The car I own is a dark grey 2009 Volvo C30 1.6 DRIVe. I don’t know if that’s a confession or a weird flex.
I like cars. I know fuck all about them if we’re being candid, but what I lack in knowledge I make up for in enthusiasm based upon, frankly, arbitrary points of interest.
Part of the reason I know I like cars is that some of them kind of turn me on a bit. Not quite to this extent, I hasten to add. But appealing aesthetics are a…driving factor. If a car catches my eye, I then take it upon myself to research it with a heavy confirmation bias, to find out all the other reasons I like it.
As far as aspirational cars go, a C30 isn’t exactly top of my list these days. When I bought my C30 I was lusting after a Toyota C-HR hybrid. That’s since been replaced in my fantasies by a Polestar 2.
BUT, when the C30 came out, back when I was 16, every time I spotted one it was a cheap thrill. Even now, the lines of that era of Volvo make my pupils dilate. Seeing Robert Pattinson driving my favourite car in Twilight may well have been the spark that ignited a passionate crush I stand by to this day, because Robert Pattinson is spectacular. I’ve written him two fan letters. But I digress.
Edward Cullen’s C30 inspired me to head to the Volvo website to design my own. Colour? No question, dark grey was my favourite colour for anything. Engine? I had no fucking clue of the implications…but I liked the environment so, naturally, I chose the ‘eco’ option – the 1.6 DRIVe. The year was 2009.
Did you ever hear Noel Edmunds going on about cosmic ordering? I did, around about that time. From what I remember it’s a basic Law of Attraction type concept. You just had to make your wish, and wait for it to be granted. There was this website where you could type in your ‘order’, and when you submitted it, it added a virtual star to a virtual sky. I enjoyed that idea. It’s quite likely a C30 made it into my virtual sky, although I can’t corroborate the claim.

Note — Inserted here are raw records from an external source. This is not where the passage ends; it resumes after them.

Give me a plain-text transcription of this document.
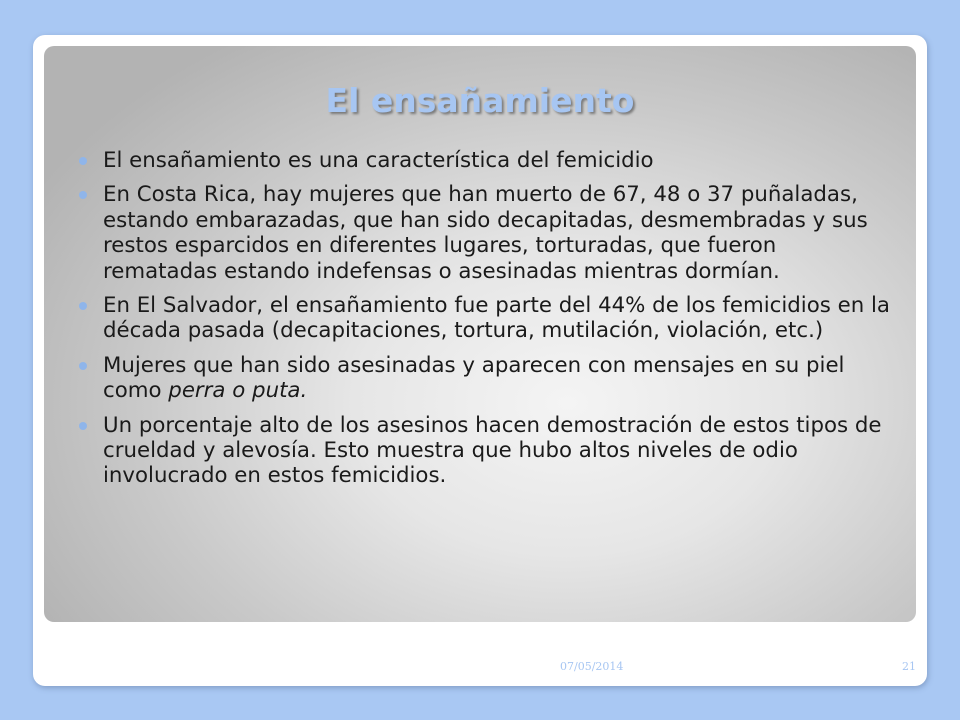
El ensañamiento
El ensañamiento es una característica del femicidio
En Costa Rica, hay mujeres que han muerto de 67, 48 o 37 puñaladas, estando embarazadas, que han sido decapitadas, desmembradas y sus restos esparcidos en diferentes lugares, torturadas, que fueron rematadas estando indefensas o asesinadas mientras dormían.
En El Salvador, el ensañamiento fue parte del 44% de los femicidios en la década pasada (decapitaciones, tortura, mutilación, violación, etc.)
Mujeres que han sido asesinadas y aparecen con mensajes en su piel como perra o puta.
Un porcentaje alto de los asesinos hacen demostración de estos tipos de crueldad y alevosía. Esto muestra que hubo altos niveles de odio involucrado en estos femicidios.
07/05/2014	21
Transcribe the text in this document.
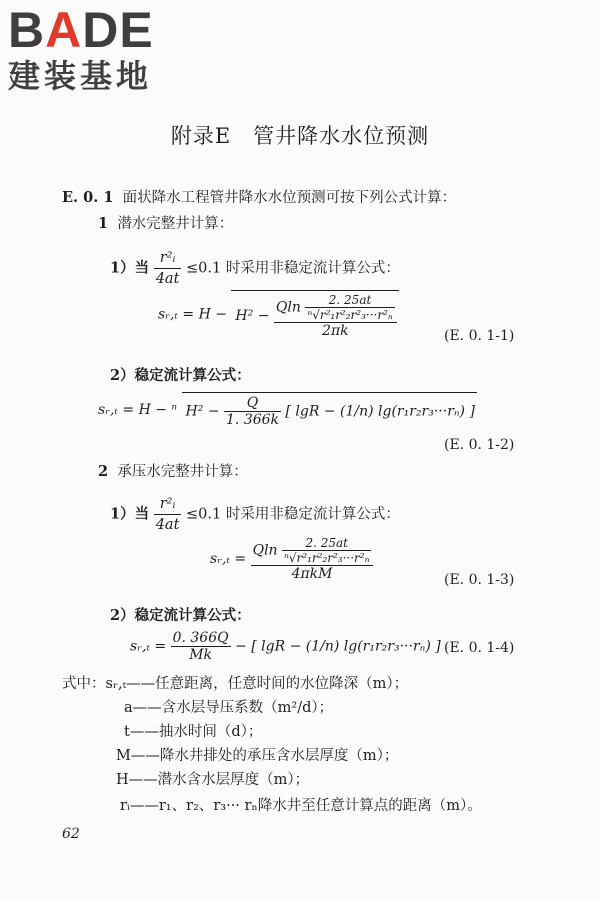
BADE
建装基地
附录E　管井降水水位预测
E. 0. 1 面状降水工程管井降水水位预测可按下列公式计算：
1 潜水完整井计算：
1）当 $\frac{\text{r²ᵢ}}{4at} \le 0.1$ 时采用非稳定流计算公式：
sᵣ,ₜ = $H - H^2 - \frac{Qln \frac{2. 25at}{\text{ⁿ√r²₁r²₂r²₃···r²ₙ}}}{2\pi k}$	(E. 0. 1-1)
2）稳定流计算公式：
sᵣ,ₜ = H − ⁿ $H^2 - \frac{Q}{1. 366k}$ [ lgR − (1/n) lg(r₁r₂r₃···rₙ) ]
(E. 0. 1-2)
2 承压水完整井计算：
1）当 $\frac{\text{r²ᵢ}}{4at} \le 0.1$ 时采用非稳定流计算公式：
sᵣ,ₜ = $\frac{Qln \frac{2. 25at}{\text{ⁿ√r²₁r²₂r²₃···r²ₙ}}}{\text{4πkM}}$	(E. 0. 1-3)
2）稳定流计算公式：
sᵣ,ₜ = $\frac{0. 366Q}{Mk}$ − [ lgR − (1/n) lg(r₁r₂r₃···rₙ) ] (E. 0. 1-4)
式中：sᵣ,ₜ——任意距离，任意时间的水位降深（m）；
a——含水层导压系数（m²/d）；
t——抽水时间（d）；
M——降水井排处的承压含水层厚度（m）；
H——潜水含水层厚度（m）；
rᵢ——r₁、r₂、r₃··· rₙ降水井至任意计算点的距离（m）。
62
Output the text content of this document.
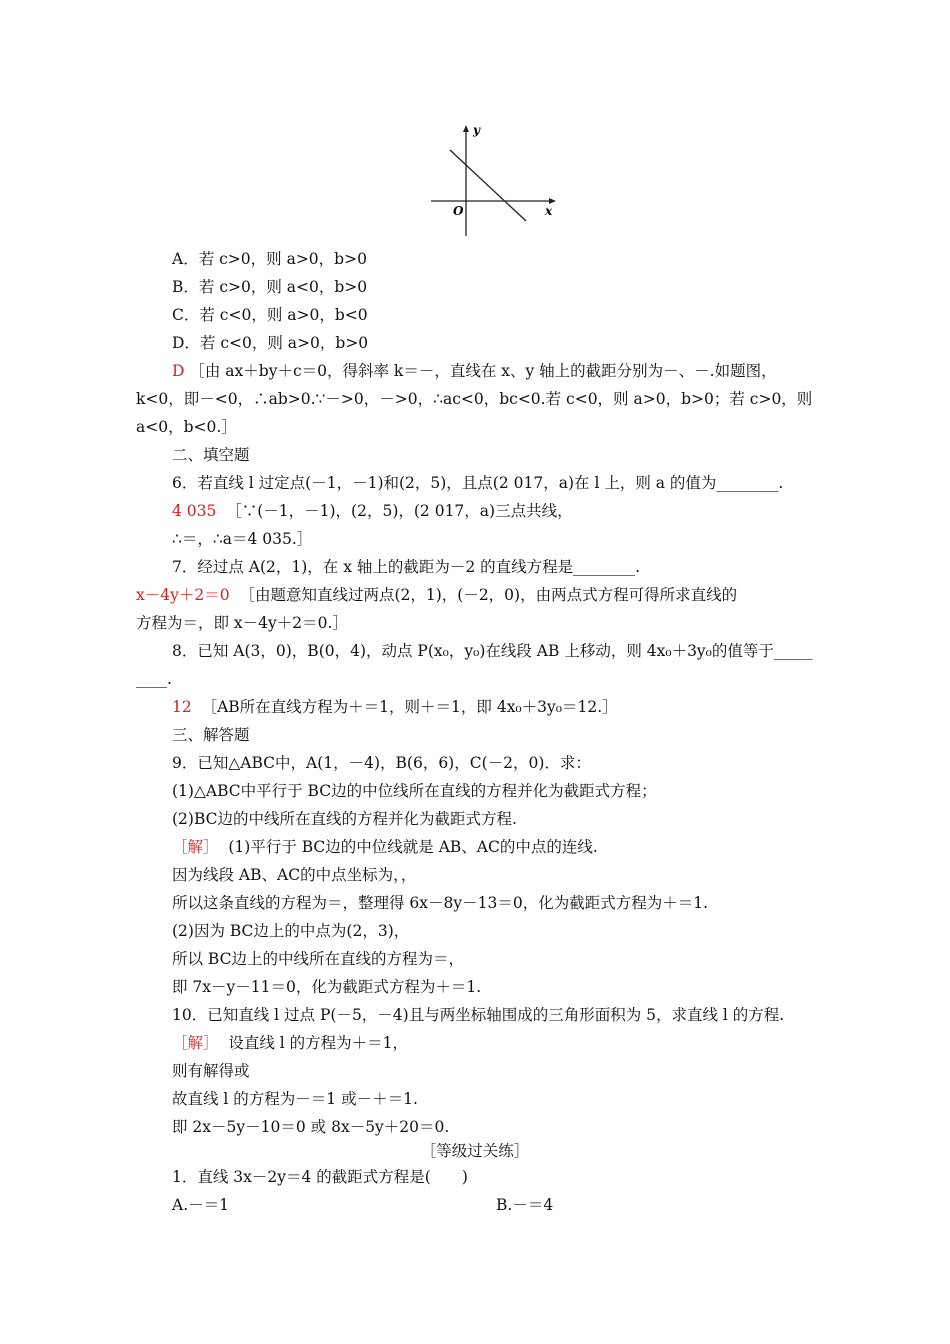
y
x
O
A．若 c>0，则 a>0，b>0
B．若 c>0，则 a<0，b>0
C．若 c<0，则 a>0，b<0
D．若 c<0，则 a>0，b>0
D ［由 ax＋by＋c＝0，得斜率 k＝－，直线在 x、y 轴上的截距分别为－、－.如题图，
k<0，即－<0，∴ab>0.∵－>0，－>0，∴ac<0，bc<0.若 c<0，则 a>0，b>0；若 c>0，则
a<0，b<0.］
二、填空题
6．若直线 l 过定点(－1，－1)和(2，5)，且点(2 017，a)在 l 上，则 a 的值为________.
4 035 ［∵(－1，－1)，(2，5)，(2 017，a)三点共线，
∴＝，∴a＝4 035.］
7．经过点 A(2，1)，在 x 轴上的截距为－2 的直线方程是________.
x－4y＋2＝0 ［由题意知直线过两点(2，1)，(－2，0)，由两点式方程可得所求直线的
方程为＝，即 x－4y＋2＝0.］
8．已知 A(3，0)，B(0，4)，动点 P(x₀，y₀)在线段 AB 上移动，则 4x₀＋3y₀的值等于_____
____.
12 ［AB所在直线方程为＋＝1，则＋＝1，即 4x₀＋3y₀＝12.］
三、解答题
9．已知△ABC中，A(1，－4)，B(6，6)，C(－2，0)．求：
(1)△ABC中平行于 BC边的中位线所在直线的方程并化为截距式方程；
(2)BC边的中线所在直线的方程并化为截距式方程.
［解］ (1)平行于 BC边的中位线就是 AB、AC的中点的连线.
因为线段 AB、AC的中点坐标为，，
所以这条直线的方程为＝，整理得 6x－8y－13＝0，化为截距式方程为＋＝1.
(2)因为 BC边上的中点为(2，3)，
所以 BC边上的中线所在直线的方程为＝，
即 7x－y－11＝0，化为截距式方程为＋＝1.
10．已知直线 l 过点 P(－5，－4)且与两坐标轴围成的三角形面积为 5，求直线 l 的方程.
［解］ 设直线 l 的方程为＋＝1，
则有解得或
故直线 l 的方程为－＝1 或－＋＝1.
即 2x－5y－10＝0 或 8x－5y＋20＝0.
［等级过关练］
1．直线 3x－2y＝4 的截距式方程是(　　)
A.－＝1	B.－＝4
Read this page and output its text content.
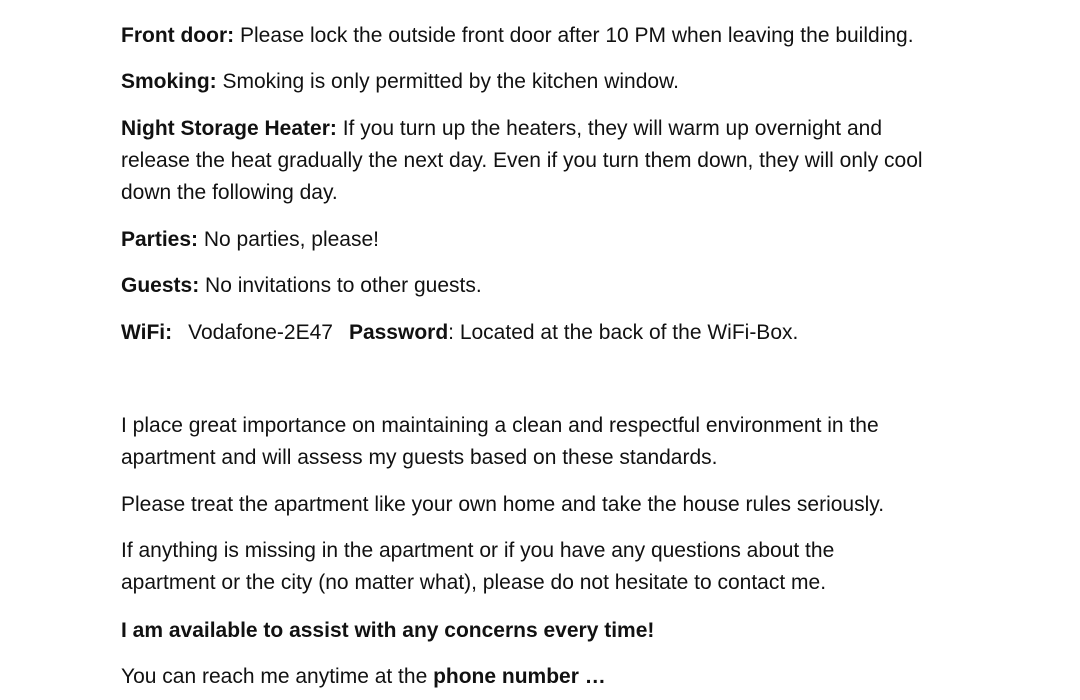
Front door: Please lock the outside front door after 10 PM when leaving the building.

Smoking: Smoking is only permitted by the kitchen window.

Night Storage Heater: If you turn up the heaters, they will warm up overnight and release the heat gradually the next day. Even if you turn them down, they will only cool down the following day.

Parties: No parties, please!

Guests: No invitations to other guests.

WiFi: Vodafone-2E47 Password: Located at the back of the WiFi-Box.

I place great importance on maintaining a clean and respectful environment in the apartment and will assess my guests based on these standards.

Please treat the apartment like your own home and take the house rules seriously.

If anything is missing in the apartment or if you have any questions about the apartment or the city (no matter what), please do not hesitate to contact me.

I am available to assist with any concerns every time!

You can reach me anytime at the phone number …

When it came to buying a car this time around, I was having difficulty. It had been a minute since I was last in the market, and my affiliation with diesel was now frowned upon. And my budget wasn’t exactly expansive. At first, I’d been excited to buy a sexy high-miles Volvo diesel estate. Which is a preposterous statement if ever I wrote one. But my son’s dad sucked all the fun out of it with his talk of air pollution. So then I looked at all the reasonable petrol alternatives, and none of them aroused me at all. I went round and round in circles trying to land on an acceptable compromise, until I didn’t want a car anymore.
But I needed a car.
I was so tired of car shopping, I wished I could just have a car delivered to my door and not have to think about it anymore. Dejected, I made a deal with the Universe – either deliver me a car that I can be really excited about owning this weekend, or I’ll cave and buy a Honda Jazz or something, just to be done with it.
Enter The C30. The exact car my 19 year old self had ‘ordered’. Low enough emissions that I could live with indulging my guilty diesel pleasure for one last hurrah. Nearly 140,000 miles on the clock so it felt worldly (I’m not kidding that was a selling point for me). Delivered to my fucking door.
Why do I tell this story? Because it emerged into my consciousness as I was taking a walk today. And it was such a peculiar culmination of disparate threads, a bunch of which I haven’t even mentioned, that it invokes a healthy questioning of reality. And I want to make sure I remember it.